SEOUL, South Korea - Despite a symbolic symphonic thaw with North Korea, the only music the Bush administration is making here is with South Korea's new, pro-U.S. president who has vowed a tougher line on his Stalinist neighbor.
On the eve of a landmark performance in Pyongyang by the New York Philharmonic, Secretary of State Condoleezza Rice was next door in Seoul on Monday lauding President Lee Myung-bak and his intent to hold North Korea to its pledge to abandon nuclear weapons.
With attention focused on the orchestra, Rice pointedly ignored the unprecedented event that some have dubbed "violin diplomacy," and instead went out of her way twice to compliment Lee on his choice of the "Ode to Joy" from Beethoven's Ninth Symphony to end his swearing-in ceremony.
In two brief encounters before reporters, the classically trained pianist first hailed "the universal strains of Beethoven performed so beautifully" by South Korean musicians and a choir and then told Lee himself the selection was "beautiful."
By contrast, Rice last week said she was pleased the Philharmonic would be playing a work by Czech composer Antonin Dvorak in Pyongyang, but dismissed the concert, saying: "I don't think we should get carried away with what listening to Dvorak is going to do in North Korea."
In Seoul, Rice also noted the United States and South Korea share deep "strategic interests" and "common values" like democracy and praised Lee's inaugural address in which he promised to "strengthen our strategic alliance with the United States" and demanded openness from the North.
In his speech, Lee told South Koreans, and by extension Koreans in the North, that only "once North Korea abandons its nuclear program and chooses the path to openness" can people expect to see "a new horizon in inter-Korean cooperation."

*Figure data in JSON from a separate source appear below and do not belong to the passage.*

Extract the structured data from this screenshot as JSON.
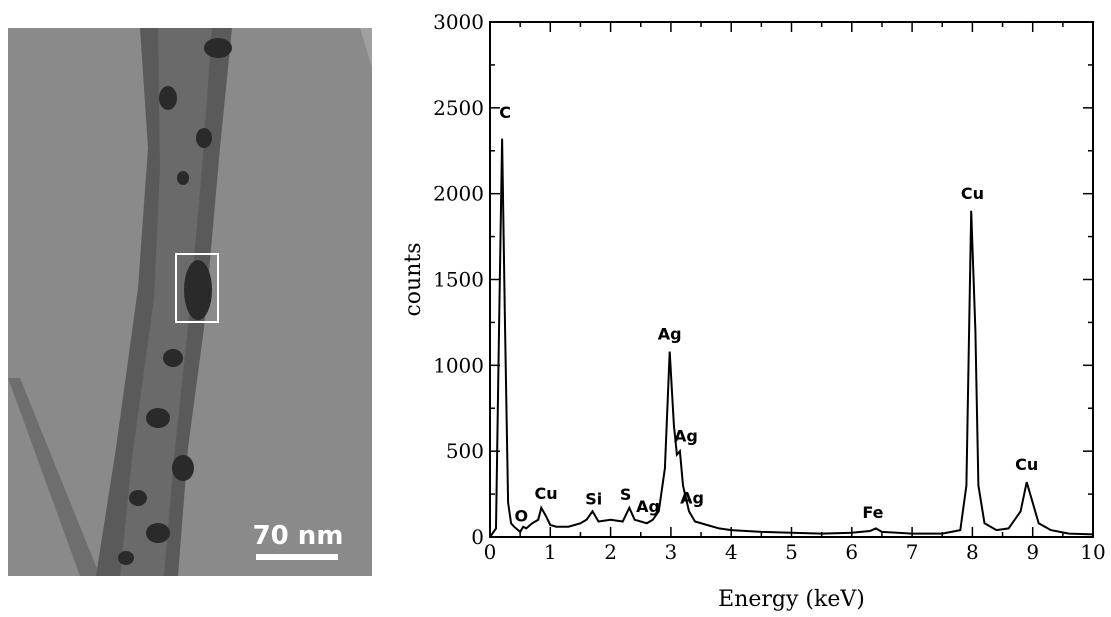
{
  "micrograph": {
    "scale_bar_label": "70 nm",
    "background_color": "#8a8a8a",
    "tube_color": "#5a5a5a",
    "particle_color": "#2a2a2a"
  },
  "chart_data": {
    "type": "line",
    "title": "",
    "xlabel": "Energy (keV)",
    "ylabel": "counts",
    "xlim": [
      0,
      10
    ],
    "ylim": [
      0,
      3000
    ],
    "xticks": [
      0,
      1,
      2,
      3,
      4,
      5,
      6,
      7,
      8,
      9,
      10
    ],
    "yticks": [
      0,
      500,
      1000,
      1500,
      2000,
      2500,
      3000
    ],
    "grid": false,
    "line_color": "#000000",
    "series": [
      {
        "x": [
          0.0,
          0.1,
          0.15,
          0.2,
          0.25,
          0.3,
          0.35,
          0.4,
          0.5,
          0.55,
          0.6,
          0.7,
          0.8,
          0.85,
          0.93,
          1.0,
          1.1,
          1.3,
          1.5,
          1.6,
          1.7,
          1.8,
          2.0,
          2.2,
          2.31,
          2.4,
          2.5,
          2.6,
          2.7,
          2.8,
          2.9,
          2.98,
          3.05,
          3.1,
          3.15,
          3.2,
          3.3,
          3.35,
          3.4,
          3.6,
          3.8,
          4.0,
          4.5,
          5.0,
          5.5,
          6.0,
          6.3,
          6.4,
          6.5,
          7.0,
          7.5,
          7.8,
          7.9,
          7.98,
          8.05,
          8.1,
          8.2,
          8.4,
          8.6,
          8.8,
          8.9,
          9.0,
          9.1,
          9.3,
          9.6,
          10.0
        ],
        "y": [
          0,
          50,
          1200,
          2320,
          1200,
          200,
          80,
          60,
          30,
          60,
          50,
          80,
          100,
          170,
          120,
          70,
          60,
          60,
          80,
          100,
          150,
          90,
          100,
          90,
          170,
          100,
          90,
          80,
          100,
          150,
          400,
          1080,
          650,
          480,
          500,
          300,
          150,
          120,
          90,
          70,
          50,
          40,
          30,
          25,
          20,
          25,
          35,
          50,
          30,
          20,
          20,
          40,
          300,
          1900,
          1200,
          300,
          80,
          40,
          50,
          150,
          320,
          200,
          80,
          40,
          20,
          15
        ]
      }
    ],
    "annotations": [
      {
        "text": "C",
        "x": 0.25,
        "y": 2440
      },
      {
        "text": "O",
        "x": 0.52,
        "y": 90
      },
      {
        "text": "Cu",
        "x": 0.93,
        "y": 220
      },
      {
        "text": "Si",
        "x": 1.72,
        "y": 190
      },
      {
        "text": "S",
        "x": 2.25,
        "y": 215
      },
      {
        "text": "Ag",
        "x": 2.62,
        "y": 145
      },
      {
        "text": "Ag",
        "x": 2.98,
        "y": 1150
      },
      {
        "text": "Ag",
        "x": 3.25,
        "y": 555
      },
      {
        "text": "Ag",
        "x": 3.35,
        "y": 195
      },
      {
        "text": "Fe",
        "x": 6.35,
        "y": 110
      },
      {
        "text": "Cu",
        "x": 8.0,
        "y": 1970
      },
      {
        "text": "Cu",
        "x": 8.9,
        "y": 390
      }
    ]
  }
}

Rice declined to answer questions about her private discussions with Lee and incoming South Korean foreign minister Yu Myung-hwan, but senior officials from both sides said that what she heard was, well, music to her ears.
"We welcome this," said Christopher Hill, the Assistant Secretary of State for East Asian and Pacific Affairs, referring to Lee's plan to put a more critical eye on Seoul's policy of detente with the North than his two immediate predecessors.

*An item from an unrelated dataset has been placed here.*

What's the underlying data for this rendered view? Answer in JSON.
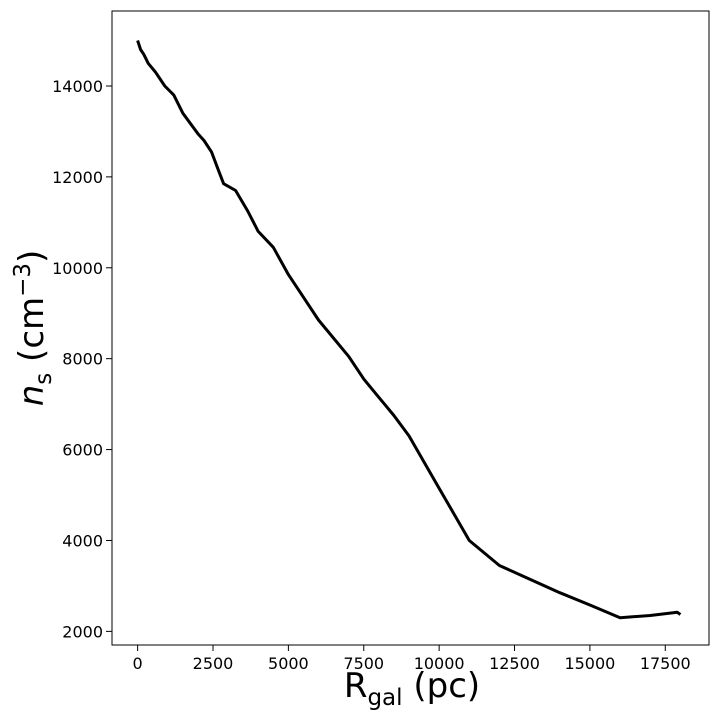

They were accused of showering unconditional aid and concessions on North Korea as part of reconciliation efforts while getting little in return, something that had vexed Washington.
"President Lee said he would do all he could to strengthen (U.S.-South Korean) cooperation in the six-party process," Hill told reporters.
He referred to the group of six nations — the United States, South Korea, China, Japan, Russia and North Korea — trying to negotiate an end to Pyongyang's nuclear weapons development.
Meanwhile, a South Korean presidential spokesman said Lee had told Rice that he "will make the denuclearization a top principle" of his administration.
The disarmament process made major progress in the past year after Pyongyang shut down its main nuclear reactor and began disabling key atomic facilities.
The talks, however, have been deadlocked for months over whether the North has fulfilled its commitment to account for all of its nuclear programs as it committed to do in the six-party talks by Dec. 31, 2007, a deadline that passed nearly two months ago.
The North says it has already provided the declaration, but Washington says Pyongyang has not yet given a complete accounting, particularly about alleged transfers of nuclear equipment and know-how to other countries.
Rice is in South Korea on the first leg of a three-nation Asia tour that takes her to China on Tuesday and Japan on Wednesday for talks that will be dominated by the North Korea issue.
But while Rice will be seeing the key players in the process from China, Japan and South Korea on her trip, before she left Washington she ruled out any talks with North Korean officials, saying such a meeting was neither warranted nor could be of any use in the current circumstances.
"We need a complete declaration from the North Koreans," she said on Friday. "North Korea is quite aware of what it needs to do."